So far, Xiotech CEO Alain Andreoli sounds likely to play it cautiously rather than take the plunge.

The market is very difficult to read,” Andreoli says. “You have to go out at the right time. I’m no politician, but I hope after the situation stabilizes in Iraq, and the government addresses the deficit, and the economy rebounds globally [ed. note: and Peter Cottontail comes hippity-hop-hoppin' down that Bunny Trail], we can do it in the second half of next year or 2006. Our investors [Oak Investment Partners] are long-term investors, so we have no problems with going in 2006. By then, we will have a number of quarters of growth under our belt.”

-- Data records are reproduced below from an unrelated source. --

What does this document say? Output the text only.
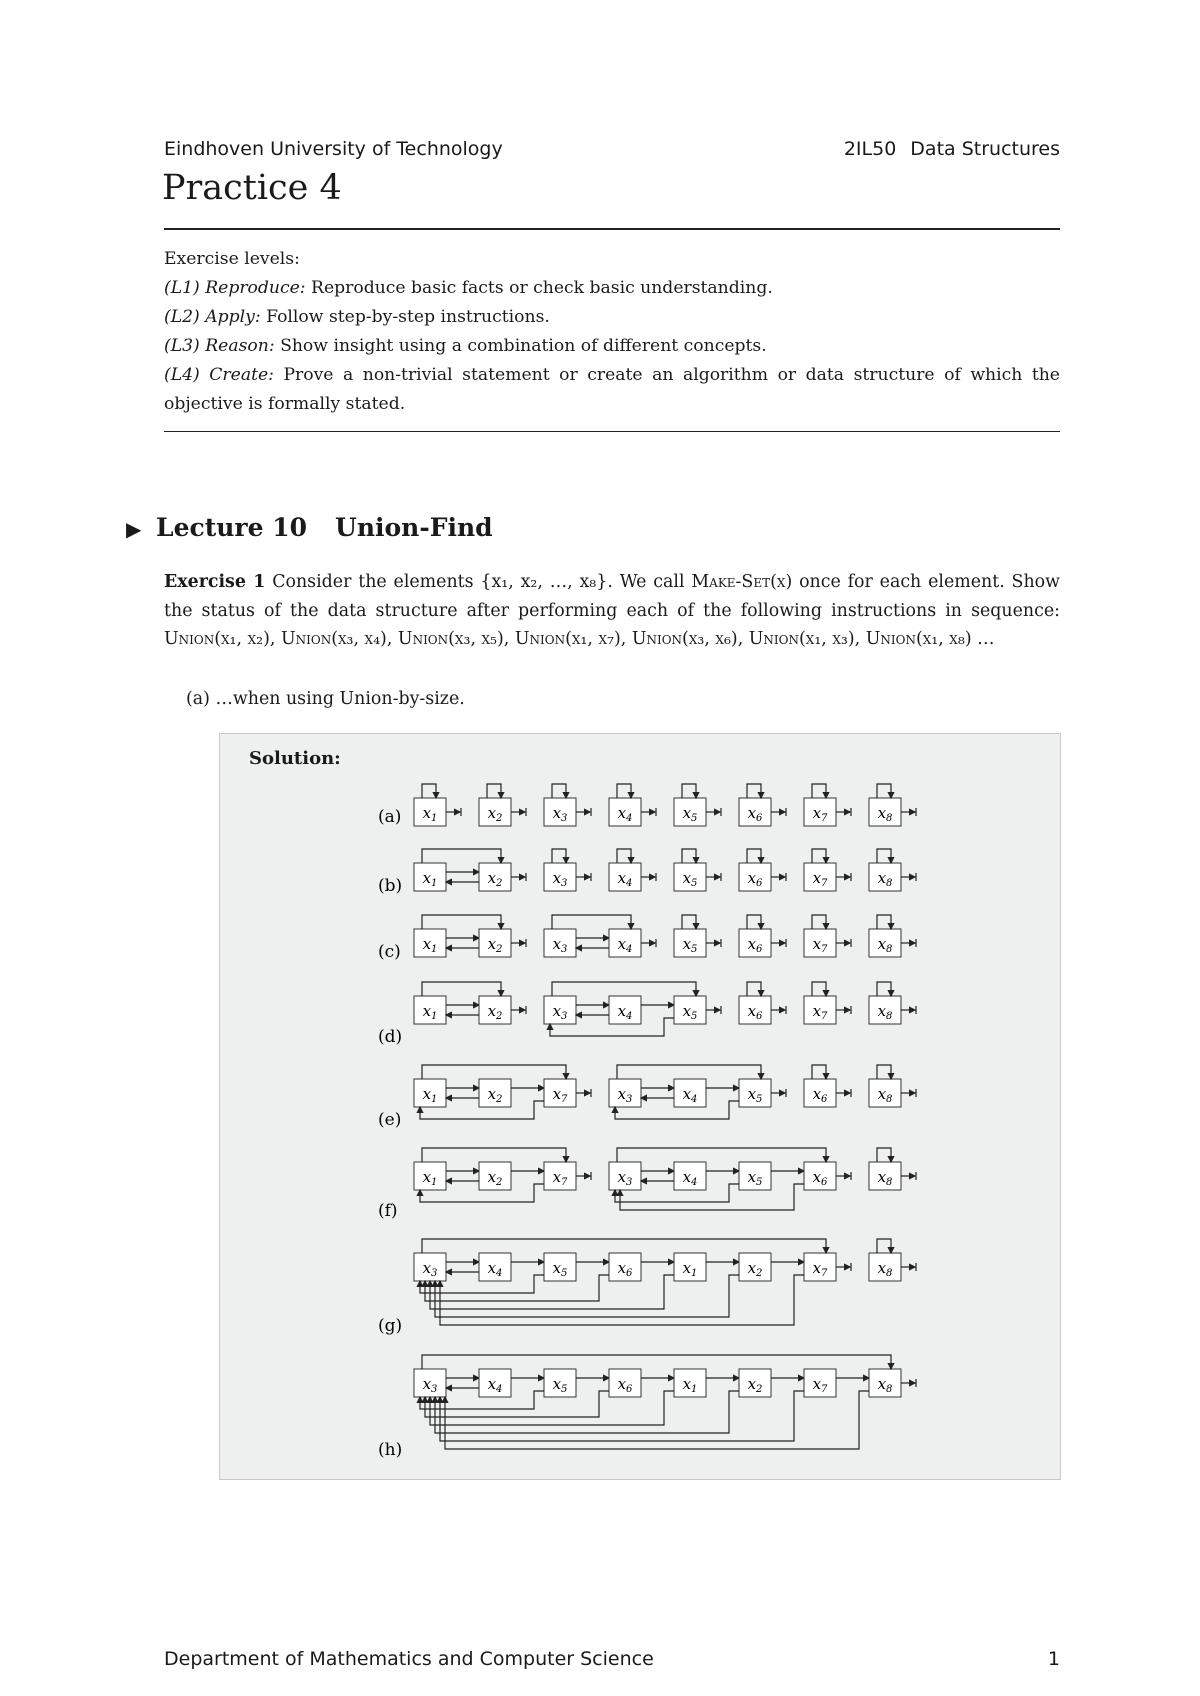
Eindhoven University of Technology	2IL50 Data Structures
Practice 4
Exercise levels:
(L1) Reproduce: Reproduce basic facts or check basic understanding.
(L2) Apply: Follow step-by-step instructions.
(L3) Reason: Show insight using a combination of different concepts.
(L4) Create: Prove a non-trivial statement or create an algorithm or data structure of which the objective is formally stated.
▶ Lecture 10 Union-Find
Exercise 1 Consider the elements {x₁, x₂, …, x₈}. We call Make-Set(x) once for each element. Show the status of the data structure after performing each of the following instructions in sequence: Union(x₁, x₂), Union(x₃, x₄), Union(x₃, x₅), Union(x₁, x₇), Union(x₃, x₆), Union(x₁, x₃), Union(x₁, x₈) …
(a) …when using Union-by-size.
Solution:
(a) $x_1$	$x_2$	$x_3$	$x_4$	$x_5$	$x_6$	$x_7$	$x_8$
(b) $x_1$	$x_2$	$x_3$	$x_4$	$x_5$	$x_6$	$x_7$	$x_8$
(c) $x_1$	$x_2$	$x_3$	$x_4$	$x_5$	$x_6$	$x_7$	$x_8$
(d)
$x_1$	$x_2$	$x_3$	$x_4$	$x_5$	$x_6$	$x_7$	$x_8$
(e)
$x_1$	$x_2$	$x_7$	$x_3$	$x_4$	$x_5$	$x_6$	$x_8$
(f)
$x_1$	$x_2$	$x_7$	$x_3$	$x_4$	$x_5$	$x_6$	$x_8$
(g)
$x_3$	$x_4$	$x_5$	$x_6$	$x_1$	$x_2$	$x_7$	$x_8$
(h)
$x_3$	$x_4$	$x_5$	$x_6$	$x_1$	$x_2$	$x_7$	$x_8$
Department of Mathematics and Computer Science	1
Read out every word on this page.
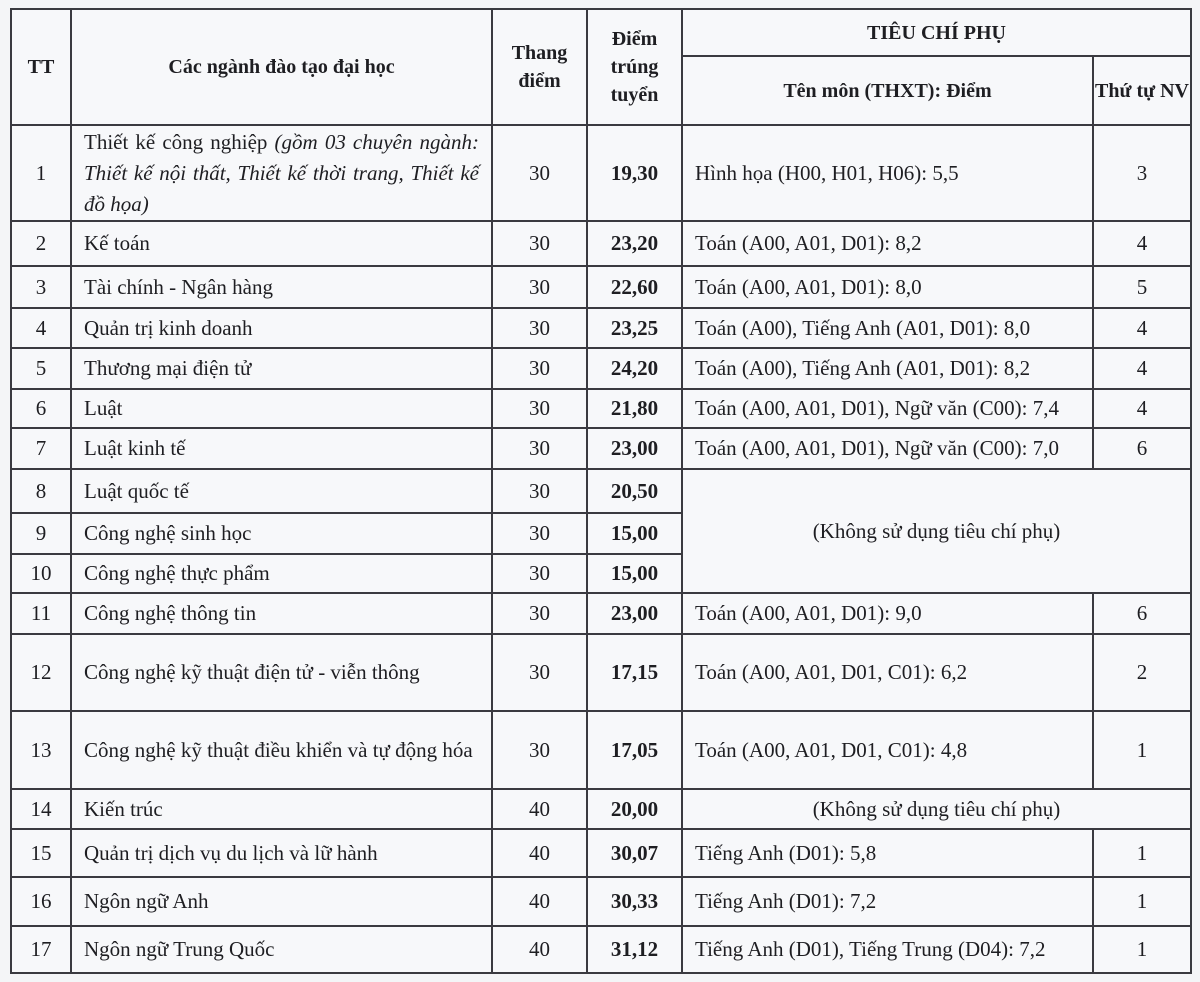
TT	Các ngành đào tạo đại học	Thang điểm	Điểm trúng tuyển	TIÊU CHÍ PHỤ	
				Tên môn (THXT): Điểm	Thứ tự NV
1	Thiết kế công nghiệp (gồm 03 chuyên ngành: Thiết kế nội thất, Thiết kế thời trang, Thiết kế đồ họa)	30	19,30	Hình họa (H00, H01, H06): 5,5	3
2	Kế toán	30	23,20	Toán (A00, A01, D01): 8,2	4
3	Tài chính - Ngân hàng	30	22,60	Toán (A00, A01, D01): 8,0	5
4	Quản trị kinh doanh	30	23,25	Toán (A00), Tiếng Anh (A01, D01): 8,0	4
5	Thương mại điện tử	30	24,20	Toán (A00), Tiếng Anh (A01, D01): 8,2	4
6	Luật	30	21,80	Toán (A00, A01, D01), Ngữ văn (C00): 7,4	4
7	Luật kinh tế	30	23,00	Toán (A00, A01, D01), Ngữ văn (C00): 7,0	6
8	Luật quốc tế	30	20,50	(Không sử dụng tiêu chí phụ)	
9	Công nghệ sinh học	30	15,00		
10	Công nghệ thực phẩm	30	15,00		
11	Công nghệ thông tin	30	23,00	Toán (A00, A01, D01): 9,0	6
12	Công nghệ kỹ thuật điện tử - viễn thông	30	17,15	Toán (A00, A01, D01, C01): 6,2	2
13	Công nghệ kỹ thuật điều khiển và tự động hóa	30	17,05	Toán (A00, A01, D01, C01): 4,8	1
14	Kiến trúc	40	20,00	(Không sử dụng tiêu chí phụ)	
15	Quản trị dịch vụ du lịch và lữ hành	40	30,07	Tiếng Anh (D01): 5,8	1
16	Ngôn ngữ Anh	40	30,33	Tiếng Anh (D01): 7,2	1
17	Ngôn ngữ Trung Quốc	40	31,12	Tiếng Anh (D01), Tiếng Trung (D04): 7,2	1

Xiotech has certainly been building for something big over the last year. First, it lured Andreoli last December from McData Corp. (Nasdaq: MCDTA), where he was worldwide sales VP for the switch vendor (see Ex-McData EVP to Head XIOtech). Xiotech hired Maranti Networks Inc. founders Kuldeep Sandhu and Santosh Lolayekar to head a new development team in May; added former Dell storage chief Karl Schubert as CTO in June; and brought on former Adaptec Inc. (Nasdaq: ADPT) VP Mike Stolz as marketing EVP in August (see Xiotech Hires Maranti Founders, Dell Storage Chief Joins Xiotech, and Xiotech Rolls Out Drives, New EVP ).

Xiotech claims it had 2003 revenues of $80 million and hopes for $100 million in 2004. It also boasts hundreds of customers for its product line, which includes mostly modular, midrange SAN systems but recently added a Windows-based NAS appliance (see Xiotech Launches New NAS, XIOtech Stresses Simple SANs, and XIOtech Fixes a Failing). But even if Xiotech puts together the necessary ingredients -- growth, profitability, and a respected product line -- Andreoli realizes the game changes after an IPO.“Once you are public, it’s over,” he says. “There’s no mercy. You have to show every quarter that profit is going up, the top line is going up, and you lose a chance for investment.”

Regardless of whether it goes public or not, Xiotech intends to walk down a different path than OEM-centric Engenio and Xyratex. Andrioli won’t rule out any OEM deals, but insists that Xiotech will always predominantly sell its branded systems. The other two sell almost exclusively through OEM partners.

“I would be happy with less than 30 percent OEM business, but we would not compromise our own distribution,” he says. “If we sit down with a three-letter company and they say, ‘We want you to stop selling your branded product,’ we will not do that. If they offer us a new set of customers, that would be perfect because we would not be competing with them. But we don’t have to invent a relationship with guys who take us and squeeze us like a lemon. If the right deal comes, great, but we don’t need it.”